Jugando con las palabras: el origen de “anafilaxia”

La palabra anafilaxia fue acuñada inicialmente en francés (Anaphylaxie) en 1902 por el fisiólogo Charles R. Richet (1850-1935), galardonado con el Premio Nobel de Medicina en 1913, y su colega de la misma nacionalidad Paul J. Portier. Ellos compusieron el término a partir de un prefijo, Ana-, y un sufijo, -phylaxis, ambos de origen griego.

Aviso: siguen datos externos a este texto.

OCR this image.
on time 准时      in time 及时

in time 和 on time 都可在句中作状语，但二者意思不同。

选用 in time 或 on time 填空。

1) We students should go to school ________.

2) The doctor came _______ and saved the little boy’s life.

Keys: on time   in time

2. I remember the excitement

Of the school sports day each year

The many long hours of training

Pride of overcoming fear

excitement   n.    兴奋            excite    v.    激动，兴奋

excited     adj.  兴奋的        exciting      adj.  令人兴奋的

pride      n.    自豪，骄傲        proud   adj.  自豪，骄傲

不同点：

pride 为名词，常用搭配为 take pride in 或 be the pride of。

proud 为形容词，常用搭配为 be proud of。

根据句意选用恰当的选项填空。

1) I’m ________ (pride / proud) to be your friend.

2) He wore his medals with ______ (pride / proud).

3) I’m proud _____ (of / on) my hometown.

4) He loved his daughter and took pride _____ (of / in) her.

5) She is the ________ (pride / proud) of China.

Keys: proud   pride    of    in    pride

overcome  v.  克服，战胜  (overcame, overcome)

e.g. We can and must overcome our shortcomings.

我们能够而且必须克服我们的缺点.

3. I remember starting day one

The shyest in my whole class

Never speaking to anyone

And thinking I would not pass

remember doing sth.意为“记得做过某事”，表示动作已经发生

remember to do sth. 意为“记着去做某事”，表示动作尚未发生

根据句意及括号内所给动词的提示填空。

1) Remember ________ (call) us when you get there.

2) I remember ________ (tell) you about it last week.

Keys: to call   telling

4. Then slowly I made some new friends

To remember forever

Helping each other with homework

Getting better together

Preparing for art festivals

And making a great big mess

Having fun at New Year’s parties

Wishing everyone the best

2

Aunque el prefijo de origen griego Ana- puede tener diversos significados, parece que  los mencionados Richet y Portier lo eligieron por su acepción de “contra, contrario o retroceder”,  pues, al yuxtaponerse al sufijo -phylaxis, que significa “guardián, protector o cuidador” (del verbo “phylassein“: cuidar o proteger), le atribuye el significado de “contrario a la protección”. Es decir, identifica una situación en la que el sistema inmunitario, cuya función es la de protegernos frente a agentes dañinos, por una reacción anómala y desproporcionada, causa un efecto radicalmente opuesto al deseable: da lugar a un problema grave,  poniendo en riesgo incluso la propia vida del enfermo.

Conviene mencionar también que el prefijo Ana-, en ocasiones, también se emplea en el sentido de “intensificar algo”, con la acepción de “por completo” o “total”, por lo que algunos autores o textos (entre ellos, el Diccionario de Términos Médicos de la Real Academia Nacional de Medicina) entienden que el significado etimológico de la palabra haría referencia a esa reacción tan intensa, tan extrema, tan exagerada del sistema inmunitario en su función de defensa.  Nos parece más plausible, sin embargo, la hipótesis antes aludida de que sus creadores construyeron el término como una referencia a esa reacción inversa a la esperada, con efectos contrarios a la protección que el sistema inmunitario debería garantizar.